Opposite the Market was what looked to him like fairly generic London, some thoroughfare curving past, relatively light traffic, and currently none whatever on this lane immediately adjacent the Market, but now he heard an engine approaching. He and Fiona turned in unison. One of those anonymous, usually Japanese two-door sedans that seemed to Milgrim to comprise the bulk of London traffic. It didn’t slow when it passed them, but Milgrim saw the driver’s glance.

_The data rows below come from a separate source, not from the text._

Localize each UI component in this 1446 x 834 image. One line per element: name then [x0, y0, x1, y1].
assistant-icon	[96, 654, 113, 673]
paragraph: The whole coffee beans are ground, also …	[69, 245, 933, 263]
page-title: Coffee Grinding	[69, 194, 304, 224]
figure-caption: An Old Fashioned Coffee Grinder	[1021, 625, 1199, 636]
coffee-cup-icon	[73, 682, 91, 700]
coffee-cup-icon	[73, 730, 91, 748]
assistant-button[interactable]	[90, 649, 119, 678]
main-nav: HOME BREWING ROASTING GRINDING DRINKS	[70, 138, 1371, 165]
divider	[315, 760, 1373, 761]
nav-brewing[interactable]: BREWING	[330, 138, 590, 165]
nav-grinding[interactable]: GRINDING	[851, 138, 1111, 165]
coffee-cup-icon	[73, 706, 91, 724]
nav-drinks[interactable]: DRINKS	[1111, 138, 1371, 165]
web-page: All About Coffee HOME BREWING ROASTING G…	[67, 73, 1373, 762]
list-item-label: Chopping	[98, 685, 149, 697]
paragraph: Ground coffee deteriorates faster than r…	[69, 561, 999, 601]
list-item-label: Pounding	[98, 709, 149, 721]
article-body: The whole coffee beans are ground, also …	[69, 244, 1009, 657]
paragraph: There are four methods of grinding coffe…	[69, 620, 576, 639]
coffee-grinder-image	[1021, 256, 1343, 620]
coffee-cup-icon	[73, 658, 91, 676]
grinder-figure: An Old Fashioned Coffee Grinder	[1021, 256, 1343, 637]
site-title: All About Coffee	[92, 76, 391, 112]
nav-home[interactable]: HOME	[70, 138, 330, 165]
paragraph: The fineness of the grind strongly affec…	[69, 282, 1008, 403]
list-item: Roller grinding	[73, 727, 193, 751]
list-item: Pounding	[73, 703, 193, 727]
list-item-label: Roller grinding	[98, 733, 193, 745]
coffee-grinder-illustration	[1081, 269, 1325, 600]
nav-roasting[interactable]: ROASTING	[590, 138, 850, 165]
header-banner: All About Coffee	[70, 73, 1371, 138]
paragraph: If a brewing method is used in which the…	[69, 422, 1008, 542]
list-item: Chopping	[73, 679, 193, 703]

Then it did slow, after passing the two couriers, pulling in several car-lengths beyond them. The couriers looked at it, looked at one another, set their tall cans down, put on their helmets, started their engines, and rode away. Then the car’s passenger-side door opened and Winnie emerged, wearing a beige raincoat over a black pantsuit. She closed the door and walked toward them. It was the first time Milgrim had seen her out of a South Carolina souvenir sweatshirt, and she wasn’t carrying a bag full of toys. Instead, she had a businesslike black leather purse, matching shoes. Milgrim watched her shoes click past the two cans.